Женщина улыбнулась, без единого звука, как обычно и делают люди при первой встрече, и рукой показала на свое ухо. Потом приоткрыла рот и испустила какой-то горловой хриплый вздох, из которого ничего нельзя было разобрать. Когда она все это повторила еще раз, Жегарац понял: она глухонемая.
— Понимаю, — проговорил он растерянно, на что женщина осторожно взяла его подбородок и потянула к себе, так что теперь они стояли очень близко, лицом к лицу. Она несколько раз открыла и закрыла рот, прикоснулась к губам указательным и большим пальцами, расставив их наподобие латинской буквы V, направленной к глазам, что должно было означать, что она умеет читать по губам. Улыбка все это время не покидала ее лица, и, когда Жегарац немного отступил в сторону, она перешагнула порог комнаты.
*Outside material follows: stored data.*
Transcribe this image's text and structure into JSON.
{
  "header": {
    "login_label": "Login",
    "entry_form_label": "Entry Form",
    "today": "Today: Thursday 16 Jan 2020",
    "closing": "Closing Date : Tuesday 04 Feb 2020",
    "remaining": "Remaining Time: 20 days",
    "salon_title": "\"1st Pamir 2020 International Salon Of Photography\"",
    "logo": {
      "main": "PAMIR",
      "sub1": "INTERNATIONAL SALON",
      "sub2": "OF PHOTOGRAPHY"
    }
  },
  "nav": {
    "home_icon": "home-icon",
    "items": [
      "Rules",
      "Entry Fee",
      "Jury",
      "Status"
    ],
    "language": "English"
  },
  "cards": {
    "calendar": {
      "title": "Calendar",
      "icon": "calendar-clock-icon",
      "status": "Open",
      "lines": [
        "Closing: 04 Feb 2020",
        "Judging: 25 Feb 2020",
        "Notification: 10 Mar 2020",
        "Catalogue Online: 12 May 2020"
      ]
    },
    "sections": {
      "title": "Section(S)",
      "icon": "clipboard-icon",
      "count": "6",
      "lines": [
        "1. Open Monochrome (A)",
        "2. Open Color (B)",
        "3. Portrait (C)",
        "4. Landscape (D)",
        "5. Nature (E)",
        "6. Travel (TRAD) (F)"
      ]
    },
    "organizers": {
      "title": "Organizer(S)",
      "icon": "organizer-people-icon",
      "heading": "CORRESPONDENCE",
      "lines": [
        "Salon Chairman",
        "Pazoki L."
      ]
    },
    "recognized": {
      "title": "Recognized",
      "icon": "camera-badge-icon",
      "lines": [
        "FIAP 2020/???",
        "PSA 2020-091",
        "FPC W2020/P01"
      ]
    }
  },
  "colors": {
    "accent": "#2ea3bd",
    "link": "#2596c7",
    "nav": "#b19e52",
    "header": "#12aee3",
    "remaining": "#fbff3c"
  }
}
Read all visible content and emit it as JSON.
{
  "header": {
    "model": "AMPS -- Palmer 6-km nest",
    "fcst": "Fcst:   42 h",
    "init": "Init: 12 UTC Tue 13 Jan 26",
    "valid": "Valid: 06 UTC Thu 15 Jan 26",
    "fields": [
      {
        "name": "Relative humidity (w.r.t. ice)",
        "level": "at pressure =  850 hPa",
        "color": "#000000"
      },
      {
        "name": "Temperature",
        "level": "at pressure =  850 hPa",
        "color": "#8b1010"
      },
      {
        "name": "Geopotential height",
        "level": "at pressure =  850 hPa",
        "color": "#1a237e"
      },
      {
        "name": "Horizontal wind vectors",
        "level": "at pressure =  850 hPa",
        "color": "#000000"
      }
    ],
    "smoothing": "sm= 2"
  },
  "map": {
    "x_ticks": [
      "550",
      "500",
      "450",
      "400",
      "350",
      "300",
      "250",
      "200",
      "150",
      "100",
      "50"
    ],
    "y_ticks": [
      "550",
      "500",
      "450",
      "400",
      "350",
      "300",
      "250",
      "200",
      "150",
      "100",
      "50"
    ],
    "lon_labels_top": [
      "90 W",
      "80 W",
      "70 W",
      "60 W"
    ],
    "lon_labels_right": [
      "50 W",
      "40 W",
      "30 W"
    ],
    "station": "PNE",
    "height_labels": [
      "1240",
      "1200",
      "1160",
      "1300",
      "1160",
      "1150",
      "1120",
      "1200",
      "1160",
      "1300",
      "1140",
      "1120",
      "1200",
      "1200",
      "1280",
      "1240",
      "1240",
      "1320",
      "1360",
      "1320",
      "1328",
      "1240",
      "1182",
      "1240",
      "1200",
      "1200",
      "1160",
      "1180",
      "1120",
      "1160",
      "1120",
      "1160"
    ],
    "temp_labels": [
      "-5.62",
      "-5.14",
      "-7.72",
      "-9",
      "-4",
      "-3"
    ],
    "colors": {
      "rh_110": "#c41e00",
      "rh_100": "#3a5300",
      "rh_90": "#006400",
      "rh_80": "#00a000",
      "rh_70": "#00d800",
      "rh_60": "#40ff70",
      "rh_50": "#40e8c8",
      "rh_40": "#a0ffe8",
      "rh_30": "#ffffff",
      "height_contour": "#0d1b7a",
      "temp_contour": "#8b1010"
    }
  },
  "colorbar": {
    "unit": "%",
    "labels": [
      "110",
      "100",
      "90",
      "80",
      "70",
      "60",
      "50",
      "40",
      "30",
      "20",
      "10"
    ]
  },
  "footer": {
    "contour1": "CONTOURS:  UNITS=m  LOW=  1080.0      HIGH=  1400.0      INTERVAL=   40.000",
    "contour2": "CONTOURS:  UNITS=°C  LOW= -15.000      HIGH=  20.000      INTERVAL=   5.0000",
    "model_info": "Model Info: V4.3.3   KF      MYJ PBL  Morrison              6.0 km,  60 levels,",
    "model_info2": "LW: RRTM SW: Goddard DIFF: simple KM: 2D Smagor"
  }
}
Тут же сняла пиджак и сбросила туфли, ловким движением стянула юбку и осталась в черном белье, ее кожа блестела в полумраке комнаты, в котором подрагивали отблески света с экрана телевизора. Жегарац наблюдал за всем, не сводя глаз, чувствуя, как в нем нарастает волна неконтролируемой страсти, той, которая возникает всегда, когда женщина, знакомая или незнакомая, совершенно не важно, обнажается перед мужчиной.
Без лишних движений, по-прежнему с улыбкой, как будто бы на ней маска, она потеснила его к смятой кровати, помогла расстегнуть брюки, спустила их до середины бедер, и через несколько секунд он уже стал расти в ее свежем прохладном рту. Она работала языком, зубами и пальцами точно, как хирург, подняв глаза, в которых ничего нельзя было прочитать. Потом остановилась, потом продолжила и снова остановилась, заползла ему на живот и села верхом. Жегарац отдался ее равномерным, все более сильным рывкам, извлек из ее лифчика две полные, похожие на груши груди с набухшими сосками и, охваченный страстью, почувствовал, как отчаяние и зябкость в нем тают, подобно тому, как тает на огне свинец. Он думал о сотне вещей одновременно и ни об одной отдельно, и в тот момент, когда он погрузился в иррациональное состояние, под опущенными ресницами ему привиделась только начавшая созревать грудь его дочери.